The next guidelines are valuable in ensuring good ram management from weaning to auction.

  • At + 42 days, take fecal samples and dose if necessary. This is also a good time to do trace element and vitamin A supplements to strengthen mucous membranes.
  • At 80 days, inject against pulpy kidney and pasteurella to limit mortalities after weaning.
  • Wean at 100 days and weigh the ram. Performance measurement starts her and is also required for BLUP selection later on. Weaning selection is done and 15% to 20% of the poorest ram performers are rejected. It is important to record the descendants which do not grow in order to discriminate against the parents. Sell poor performers. The birth register and weaning record must be sent to SA Pedigree.

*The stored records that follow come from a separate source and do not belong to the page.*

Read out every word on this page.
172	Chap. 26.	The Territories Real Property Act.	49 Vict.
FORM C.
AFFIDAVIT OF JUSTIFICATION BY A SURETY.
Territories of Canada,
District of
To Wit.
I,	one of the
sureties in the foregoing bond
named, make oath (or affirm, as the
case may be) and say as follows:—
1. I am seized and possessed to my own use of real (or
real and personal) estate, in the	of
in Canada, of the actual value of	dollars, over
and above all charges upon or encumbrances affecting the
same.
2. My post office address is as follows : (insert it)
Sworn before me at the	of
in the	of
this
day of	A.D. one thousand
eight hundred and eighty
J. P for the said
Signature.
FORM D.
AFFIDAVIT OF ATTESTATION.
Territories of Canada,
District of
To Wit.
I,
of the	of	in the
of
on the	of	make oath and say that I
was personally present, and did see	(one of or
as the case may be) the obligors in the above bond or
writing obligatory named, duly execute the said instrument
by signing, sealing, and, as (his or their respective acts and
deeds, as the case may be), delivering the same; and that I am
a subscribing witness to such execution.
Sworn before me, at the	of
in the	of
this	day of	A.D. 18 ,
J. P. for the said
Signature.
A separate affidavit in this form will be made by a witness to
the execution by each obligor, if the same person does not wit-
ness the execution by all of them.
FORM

  • After weaning, rams can do the so-called libido course. Approximately 30 poor performing ewes are put in a pen with the ram lambs and they continuously mate with the ewes. It improves libido and mating skills, which makes them top performers in respect of future reproduction.
  • Ram lambs are also shorn at this stage. Fleece is weighed to assist with the decision as to whether other lambs should be shorn or whether they should be sold with their wool.
  • During this period, Rev 1 can be administered to increase immunity against brucella ovis.
  • Rams must get a lot of exercise - being fit improves fertility. The mating ability of overweight and unfit rams is usually not very good.
  • 180 days after having been shorn, the performance of the lambs is evaluated. They are weighed, a 30-gram wool sample is taken from the midrib areas and sent to the SA Wool Testing Bureau for analysis. The ram is also shorn and the fleece weighed. Performance forms must be completed scrupulously and accurately and sent to SA Pedigree.


Auction rams will carry 6 to 7 months' wool on auction day. Take a last small wool sample (EST) which is tested for Micron, Sd, CV and Comfort % and indicated at the second test on the catalogue. Final evaluation is done by the inspectors at the auction. Rams must be tested for fertility and a certificate has to be handed to the buyer. Rams are exposed to a lot of stress at auctions. It is therefore necessary that rams should eat and drink well before being loaded. Handling at the auction, transport and feed adjustment can result in temporary infertility. It is fatal to shear a ram shortly after an auction since it could result in total infertility. Keep feed constant (seller could add a bag of pellets to the transaction), and allow the rams time to adjust and to rest in order to avoid infertility as a result of adjustment. Assist the ram with adjusting to its new environment by dosing with Protexin Solube, Bioboost or Bio-min. Remember to innoculate against pulpey kidney and pasteurella. Rams make a huge contribution to the economic performance of the herd and for this reason, ram management should commence six weeks before birth and should be sustained.